It's spring and it's raining. Everything is wet and cold, and everything is gray.
Gray streets, gray buildings, gray sidewalks.
They are all the same gray. Nothing different about either one, nothing unique. All the same.
All gray. But, that's wrong, right? At least to him it was. The boy, not the man, who I adored.
Where is he? When is he going to pop out of one of the gray cars and look at me and smile?
He always told me I was wrong. Everything wasn't gray.
"They are different shades of gray, love."
That's what he would always whisper in my ear as we danced among the clouds.
Different shades. All unique in their own way. None the same gray.
Different shades of gray.
He could see this so clearly, like it was common knowledge. Yet I could not see the shades. Just like I could not see the rainbows after it had rained. To me, every time it rained there was no rainbow. Just
empty-ness.
And there were no different shade of gray.
It was either gray or it wasn't.
And, just like he told me that it was not gray, he told me that a rainbow always appeared.
He'd even point to where it was, smiling that bright smile of his.
But I never could see it.
Perhaps the rain never really stopped pouring.

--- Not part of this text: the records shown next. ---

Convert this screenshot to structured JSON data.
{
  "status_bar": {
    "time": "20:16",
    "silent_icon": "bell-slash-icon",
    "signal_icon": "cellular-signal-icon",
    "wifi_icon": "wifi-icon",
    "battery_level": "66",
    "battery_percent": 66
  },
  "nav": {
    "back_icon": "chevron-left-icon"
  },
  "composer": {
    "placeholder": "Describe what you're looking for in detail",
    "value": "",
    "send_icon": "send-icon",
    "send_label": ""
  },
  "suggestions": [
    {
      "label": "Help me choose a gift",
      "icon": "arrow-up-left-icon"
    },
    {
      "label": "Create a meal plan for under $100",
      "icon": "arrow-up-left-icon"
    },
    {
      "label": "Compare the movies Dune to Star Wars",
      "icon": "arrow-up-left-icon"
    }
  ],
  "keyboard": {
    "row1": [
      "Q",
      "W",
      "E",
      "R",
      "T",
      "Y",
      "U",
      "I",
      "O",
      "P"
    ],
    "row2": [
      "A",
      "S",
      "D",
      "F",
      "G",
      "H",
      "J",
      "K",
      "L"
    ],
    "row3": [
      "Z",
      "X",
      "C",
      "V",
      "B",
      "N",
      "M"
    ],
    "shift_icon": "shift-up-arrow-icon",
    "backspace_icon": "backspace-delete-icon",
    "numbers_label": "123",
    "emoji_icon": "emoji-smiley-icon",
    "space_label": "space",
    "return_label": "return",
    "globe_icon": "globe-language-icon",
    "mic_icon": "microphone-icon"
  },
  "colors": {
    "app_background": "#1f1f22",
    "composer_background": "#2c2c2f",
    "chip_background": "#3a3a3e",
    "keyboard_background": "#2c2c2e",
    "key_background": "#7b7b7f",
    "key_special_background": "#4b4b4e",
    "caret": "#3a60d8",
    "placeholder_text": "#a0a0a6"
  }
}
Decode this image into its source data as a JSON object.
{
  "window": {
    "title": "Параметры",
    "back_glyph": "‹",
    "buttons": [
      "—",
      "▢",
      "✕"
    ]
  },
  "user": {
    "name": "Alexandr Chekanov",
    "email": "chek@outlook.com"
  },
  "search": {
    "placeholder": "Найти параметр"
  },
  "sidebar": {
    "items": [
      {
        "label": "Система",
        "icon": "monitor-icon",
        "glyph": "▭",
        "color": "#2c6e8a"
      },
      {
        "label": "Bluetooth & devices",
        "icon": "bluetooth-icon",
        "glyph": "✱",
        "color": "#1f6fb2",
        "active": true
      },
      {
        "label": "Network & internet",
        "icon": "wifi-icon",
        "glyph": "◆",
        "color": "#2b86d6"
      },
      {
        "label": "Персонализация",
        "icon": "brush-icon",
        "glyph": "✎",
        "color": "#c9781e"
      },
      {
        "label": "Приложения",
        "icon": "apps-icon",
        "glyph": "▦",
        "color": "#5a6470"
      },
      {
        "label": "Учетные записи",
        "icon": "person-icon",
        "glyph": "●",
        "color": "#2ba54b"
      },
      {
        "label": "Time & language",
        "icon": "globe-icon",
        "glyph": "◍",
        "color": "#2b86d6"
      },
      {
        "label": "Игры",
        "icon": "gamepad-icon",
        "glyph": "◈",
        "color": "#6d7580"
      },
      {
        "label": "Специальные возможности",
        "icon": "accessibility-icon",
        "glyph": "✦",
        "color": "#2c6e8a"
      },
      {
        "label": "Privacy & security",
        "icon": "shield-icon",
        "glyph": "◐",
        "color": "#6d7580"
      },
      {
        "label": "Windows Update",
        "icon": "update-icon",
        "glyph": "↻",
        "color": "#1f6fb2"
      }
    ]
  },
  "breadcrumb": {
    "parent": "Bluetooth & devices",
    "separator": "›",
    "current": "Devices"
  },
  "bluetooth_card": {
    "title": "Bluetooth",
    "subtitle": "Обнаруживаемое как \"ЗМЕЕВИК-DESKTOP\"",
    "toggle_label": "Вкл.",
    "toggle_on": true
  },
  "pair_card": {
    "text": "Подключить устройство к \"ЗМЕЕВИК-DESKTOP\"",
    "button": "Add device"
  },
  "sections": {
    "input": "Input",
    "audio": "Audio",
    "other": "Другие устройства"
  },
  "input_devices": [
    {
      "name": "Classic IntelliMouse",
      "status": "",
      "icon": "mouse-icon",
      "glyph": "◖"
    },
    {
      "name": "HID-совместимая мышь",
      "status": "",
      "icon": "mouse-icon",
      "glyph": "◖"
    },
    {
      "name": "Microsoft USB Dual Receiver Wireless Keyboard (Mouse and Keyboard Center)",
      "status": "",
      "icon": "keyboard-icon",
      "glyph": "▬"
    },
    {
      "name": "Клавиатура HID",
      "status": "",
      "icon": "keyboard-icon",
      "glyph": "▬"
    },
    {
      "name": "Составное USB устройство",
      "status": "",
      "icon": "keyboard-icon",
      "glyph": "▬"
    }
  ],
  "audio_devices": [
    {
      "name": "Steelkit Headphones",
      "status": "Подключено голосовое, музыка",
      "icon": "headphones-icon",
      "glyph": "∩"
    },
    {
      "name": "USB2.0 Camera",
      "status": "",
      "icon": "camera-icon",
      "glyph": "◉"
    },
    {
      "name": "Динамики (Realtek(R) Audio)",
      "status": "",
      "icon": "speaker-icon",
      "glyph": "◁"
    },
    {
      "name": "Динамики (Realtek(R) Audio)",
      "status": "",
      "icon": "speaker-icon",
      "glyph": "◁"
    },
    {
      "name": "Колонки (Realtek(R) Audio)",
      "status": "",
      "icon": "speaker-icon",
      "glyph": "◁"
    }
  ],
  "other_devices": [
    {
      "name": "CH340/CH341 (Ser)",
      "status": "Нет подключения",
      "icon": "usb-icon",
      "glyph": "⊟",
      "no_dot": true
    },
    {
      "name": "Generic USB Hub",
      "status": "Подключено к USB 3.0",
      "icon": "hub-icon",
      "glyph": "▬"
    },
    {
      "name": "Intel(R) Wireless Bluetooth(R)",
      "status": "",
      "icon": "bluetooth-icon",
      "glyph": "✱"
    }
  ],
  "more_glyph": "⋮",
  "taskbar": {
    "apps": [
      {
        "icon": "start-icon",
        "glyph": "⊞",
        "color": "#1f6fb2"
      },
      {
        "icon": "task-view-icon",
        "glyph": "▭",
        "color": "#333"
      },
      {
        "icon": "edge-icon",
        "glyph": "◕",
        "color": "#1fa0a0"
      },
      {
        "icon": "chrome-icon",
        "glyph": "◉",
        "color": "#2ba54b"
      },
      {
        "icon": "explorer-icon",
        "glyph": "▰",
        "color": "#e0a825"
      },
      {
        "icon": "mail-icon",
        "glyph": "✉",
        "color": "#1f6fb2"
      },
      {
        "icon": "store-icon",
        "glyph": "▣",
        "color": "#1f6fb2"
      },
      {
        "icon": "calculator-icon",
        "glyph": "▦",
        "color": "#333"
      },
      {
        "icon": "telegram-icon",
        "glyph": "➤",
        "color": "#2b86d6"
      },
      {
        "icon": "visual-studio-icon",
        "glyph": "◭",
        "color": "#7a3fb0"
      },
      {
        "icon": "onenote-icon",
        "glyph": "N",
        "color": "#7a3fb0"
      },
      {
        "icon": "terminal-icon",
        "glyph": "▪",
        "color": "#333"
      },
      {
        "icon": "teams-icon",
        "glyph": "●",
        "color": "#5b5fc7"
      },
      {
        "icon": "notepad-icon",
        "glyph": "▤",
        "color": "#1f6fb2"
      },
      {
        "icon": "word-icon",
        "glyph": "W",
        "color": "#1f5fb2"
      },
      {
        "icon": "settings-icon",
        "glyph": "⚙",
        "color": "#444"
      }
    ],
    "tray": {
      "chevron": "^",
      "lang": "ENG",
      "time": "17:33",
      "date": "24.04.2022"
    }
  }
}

It's summer and it's flaming. Everything is hot and mucky, and everything is bright.
Bright blue sky, bright pink bikes, bright yellow sun.
So where is he? Bringing his candid smile and twinkling eyes.
The boy, not the man, who would whisper into my ear as we danced across the water, "Not everything is bright, dear."
But, as we danced across the water, I only saw things in bright, almost neon, colors.
Nothing was ever dull or dark.
Just like during night, when the sun supposedly went down, I still saw it shining brightly.
And the sky was not dark and the moon was not up. The stars were still invisible, and the sun was still shining.
And even when he would go on a walk with me, late at night, and he would complain how dark it was
I would just shrug. I never saw night.
Perhaps the sun never really went down.

It's autumn now and it's cool. Everything is windy and comfortable, and everything is flame-colored.
Red leaves, yellow leaves, orange leaves...brown leaves.
When will he come, with leaves in his arms and a flower wreath on his head?
Whispering in my ear as we danced among the trees, "Not all things leaf colored are bad, love."
Then he would hold a brown leaf up to my eye, saying that they are the same soft, candid brown color.
But I could not see how that proved his point. My eyes in all their plain brown were repulsive.
Still, he would say that, and just as when I would claim that the clouds did not move and that the same ones were always there, he would reassure me. Tell me differently.
I just couldn't see it. Couldn't comprehend it.
Perhaps the clouds never really went anywhere.

It's winter and it's freezing. Everything is damp and white, and everything is dead.
Dead snow, dead buildings, dead people.
It reminds me too much of him. He was like a drifting snowflake, always dancing. But he was never dead. No, everything about him was alive.
But where is he? When will he come out from behind a dead tree and whirl a snowball at me?
When will he come and whisper in my ear as we dance among the gods, "You were once like winter, you know."
I could never understand it. Winter was so magical. And he was like winter and I was nothing like him.
But he would reassure me that I had once been just as magical as winter.
And just as I could never see the sun after it had snowed, he kept my mind at rest.
It would snow, and it would stop. But I could never see the sun; it just wasn't there.
But he was there to tell me it was, and even though he pointed it out to me I could never see it.
Perhaps the snow just never really did stop falling.